= Pierre-André Le Suire =

French painter

Pierre-André Le Suire (30 November 1742 – ?) was a French enameller. He married Justine de Corranson (born c.1753, Paris), who appears in issue 467 of the Livret du salon de 1791 as a miniature painter. There are very few documents on his existence and his work.

==Life==
His father's brothers were the writer Robert-Martin Lesuire and Louis-Antoine-Bernard Le Suire the elder, first painter to the duchess of Kingston and Catherine II of Russia

According to his son Théodore, he was once deputy-director of the Manufacture de Sèvres, though he does not appear on the long lists of directors, employees and artists at that factory published by Champfleury. His son also stated he was accredited to the Académie royale de peinture, but the lists of accredited members and academicians again do not feature Le Suire's name.

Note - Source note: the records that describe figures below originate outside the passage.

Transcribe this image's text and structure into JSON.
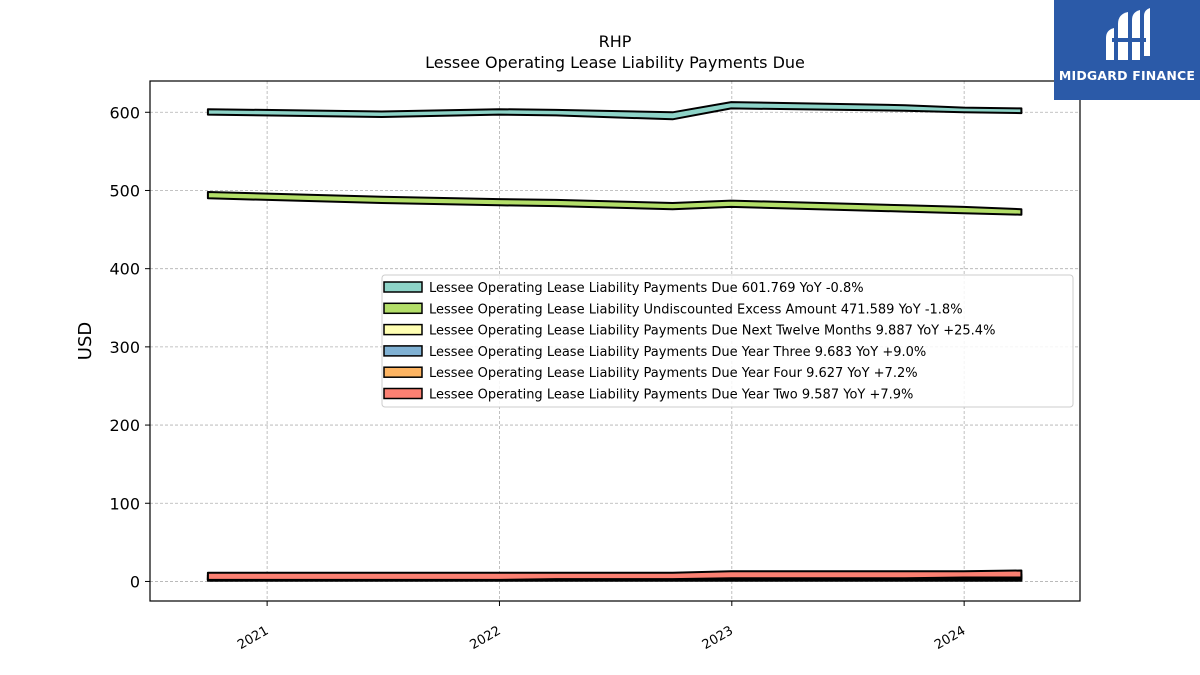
{
  "chart_data": {
    "type": "area",
    "title": "RHP",
    "subtitle": "Lessee Operating Lease Liability Payments Due",
    "xlabel": "",
    "ylabel": "USD",
    "x_ticks": [
      "2021",
      "2022",
      "2023",
      "2024"
    ],
    "x_range": [
      "2020-07-01",
      "2024-07-01"
    ],
    "ylim": [
      -25,
      640
    ],
    "y_ticks": [
      0,
      100,
      200,
      300,
      400,
      500,
      600
    ],
    "grid": true,
    "legend_position": "center-right",
    "x": [
      "2020-09-30",
      "2021-06-30",
      "2021-12-31",
      "2022-03-31",
      "2022-09-30",
      "2022-12-31",
      "2023-09-30",
      "2023-12-31",
      "2024-03-31"
    ],
    "series": [
      {
        "name": "Lessee Operating Lease Liability Payments Due",
        "label": "Lessee Operating Lease Liability Payments Due  601.769 YoY -0.8%",
        "color": "#8dd3c7",
        "low": [
          597,
          594,
          597,
          596,
          591,
          605,
          602,
          600,
          599
        ],
        "high": [
          604,
          601,
          604,
          603,
          600,
          613,
          609,
          606,
          605
        ]
      },
      {
        "name": "Lessee Operating Lease Liability Undiscounted Excess Amount",
        "label": "Lessee Operating Lease Liability Undiscounted Excess Amount  471.589 YoY -1.8%",
        "color": "#b3de69",
        "low": [
          490,
          484,
          481,
          480,
          476,
          479,
          473,
          471,
          469
        ],
        "high": [
          498,
          492,
          489,
          488,
          484,
          487,
          481,
          479,
          476
        ]
      },
      {
        "name": "Lessee Operating Lease Liability Payments Due Next Twelve Months",
        "label": "Lessee Operating Lease Liability Payments Due Next Twelve Months  9.887 YoY +25.4%",
        "color": "#ffffb3",
        "low": [
          1,
          1,
          1,
          1,
          1,
          1,
          1,
          1,
          1
        ],
        "high": [
          3,
          3,
          3,
          3,
          3,
          4,
          4,
          4,
          4
        ]
      },
      {
        "name": "Lessee Operating Lease Liability Payments Due Year Three",
        "label": "Lessee Operating Lease Liability Payments Due Year Three  9.683 YoY +9.0%",
        "color": "#80b1d3",
        "low": [
          2,
          2,
          2,
          2,
          2,
          3,
          3,
          3,
          3
        ],
        "high": [
          5,
          5,
          5,
          5,
          5,
          6,
          6,
          6,
          6
        ]
      },
      {
        "name": "Lessee Operating Lease Liability Payments Due Year Four",
        "label": "Lessee Operating Lease Liability Payments Due Year Four  9.627 YoY +7.2%",
        "color": "#fdb462",
        "low": [
          3,
          3,
          3,
          3,
          3,
          4,
          4,
          4,
          4
        ],
        "high": [
          8,
          8,
          8,
          8,
          8,
          9,
          9,
          9,
          9
        ]
      },
      {
        "name": "Lessee Operating Lease Liability Payments Due Year Two",
        "label": "Lessee Operating Lease Liability Payments Due Year Two  9.587 YoY +7.9%",
        "color": "#fb8072",
        "low": [
          2,
          2,
          2,
          3,
          3,
          4,
          4,
          5,
          5
        ],
        "high": [
          11,
          11,
          11,
          11,
          11,
          13,
          13,
          13,
          14
        ]
      }
    ]
  },
  "logo": {
    "text": "MIDGARD FINANCE",
    "background": "#2b5aa8",
    "icon": "midgard-logo-icon"
  }
}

His son finally stated that he received a state pension.

==Works==
A set of miniatures were bought from their longtime owner M. Bourgneuf for the Musées de Laval by Daniel Œhlert, curator of Laval's archaeology museum. M. Bourgneuf had bought them from an old serving was an amateur collector and had bought them from an old servant of Lesuire's son Théodore - the servant had been born in Saint-Barthélémy parish of Paris and died around 1840 in Laval. Most of them were signed by Le Suire or his wife.